The Virginia Tourism Corporation helps Galax and their local partners leverage their marketing dollars by providing matching state grants. Galax Tourism Director Ray Kohl intends to spend these funds by advertising Galax as a travel destination in upscale regional magazines.
Of course, to benefit from these funds requires both a city plan and merchants dedicated to getting the job done. As Mike Goodson, owner of The Vintage Vendor [http ://bit.ly/AT_BHG102815f] reminds us, “a rising tide lifts all boats.” Merchants have to be involved in promoting the town as well as their individual businesses. To that end, Goodson spearheaded an effort to print and distribute a walking tour map of downtown shops, and recruited four other store owners to join him in advertising in The Sunday Driver [http://bit.ly/AT_BHG102815g], a regional antiques directory.

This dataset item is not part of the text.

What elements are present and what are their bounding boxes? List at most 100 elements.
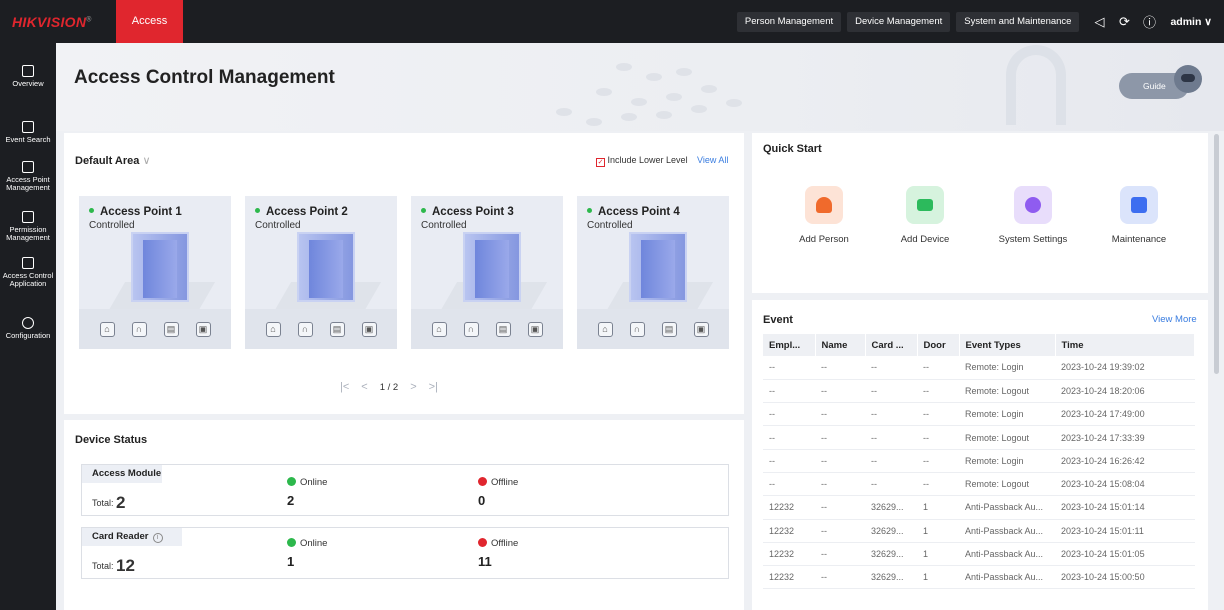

Kohl and his staff have booked 21 events for 2016 in and around the downtown area including vintage car shows; the Virginia State Barbecue Championship; the Rhythm, Brews and Vine Festival; and the Galax Antiques Fair. Kohl also actively markets Galax as a destination for bus tour companies.
Kohl is enthusiastic about the place of antiques in the town’s overall tourism plan. Having a generous number of antiques emporiums lends the town a certain retail gravity that makes it easier to attract other destination retailers, which in turn makes Galax more of a draw for tourists. Kohl would like to expand the downtown mix, perhaps adding gourmet foods, quilts, crafts or other specialties. Says Kohl, “Personally, I’d love to see an antique toy shop. I’d be a regular customer.”

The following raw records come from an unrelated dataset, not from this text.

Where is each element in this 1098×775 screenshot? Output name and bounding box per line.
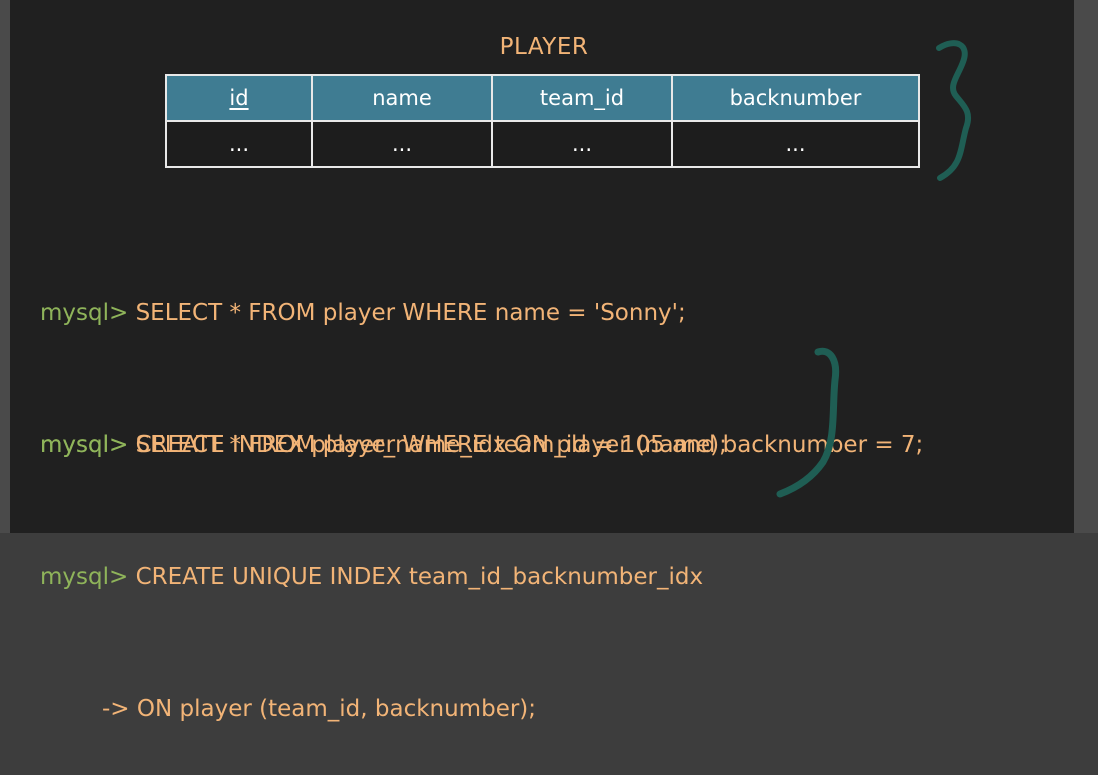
bracket-annotation xyxy=(776,347,840,498)
handwritten-annotations xyxy=(776,40,972,498)
brace-annotation xyxy=(936,40,972,181)
sql-statement: CREATE UNIQUE INDEX team_id_backnumber_i… xyxy=(128,564,704,590)
sql-line: mysql> CREATE UNIQUE INDEX team_id_backn… xyxy=(40,555,727,599)
mysql-prompt: mysql> xyxy=(40,564,129,590)
continuation-prompt: -> xyxy=(102,696,130,722)
sql-statement: ON player (team_id, backnumber); xyxy=(129,696,537,722)
sql-line: -> ON player (team_id, backnumber); xyxy=(40,687,727,731)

To attract new businesses, Galax is prepared to offer qualified potential shop owners incentives based on their business plan and the city’s needs. Incentives may include utility or tax abatements and assistance with obtaining licenses and finding a location. The Crossroads Institute, a rural entrepreneurial initiative located in Galax, can help aspiring owners with market feasibility studies and a business plan.
Certainly, all this support is for naught if the merchants don’t make the tourist experience a pleasant one. Martin and Molly Warr own and operate three antiques locations in downtown Galax: the Briar Patch Mountain Marketplace (antique mall), Knob Fork Creek Antiques [http://bit.ly/AT_BHG102815h] and Farmer’s Branch Antiques and General Store (formerly the Golden Gallery of Galax, featured in my Behind the Gavel column from 2010) [http://bit.ly/AT_BHG102815j].
The Warrs’ enthusiasm for antiques is common among shop owners in Galax. Says Martin, “At the end of the day, what we want customers to say when they leave here is ‘Wow! What a great place! I can’t wait to visit here again!’”
The formula for successful small-town tourism seems to be adequate infrastructure: highway access with directional road signage, upscale restaurants and an ample selection of antique and complementary shops. Helpful but not critical is the availability of state tourism funding and national grant and loan programs. Absolutely essential are a committed local government and enthusiastic merchants who deliver a good customer-level experience.
American towns that languish with empty downtown storefronts would do well to consider antiques tourism as a fundamental ingredient in their tourism recipe.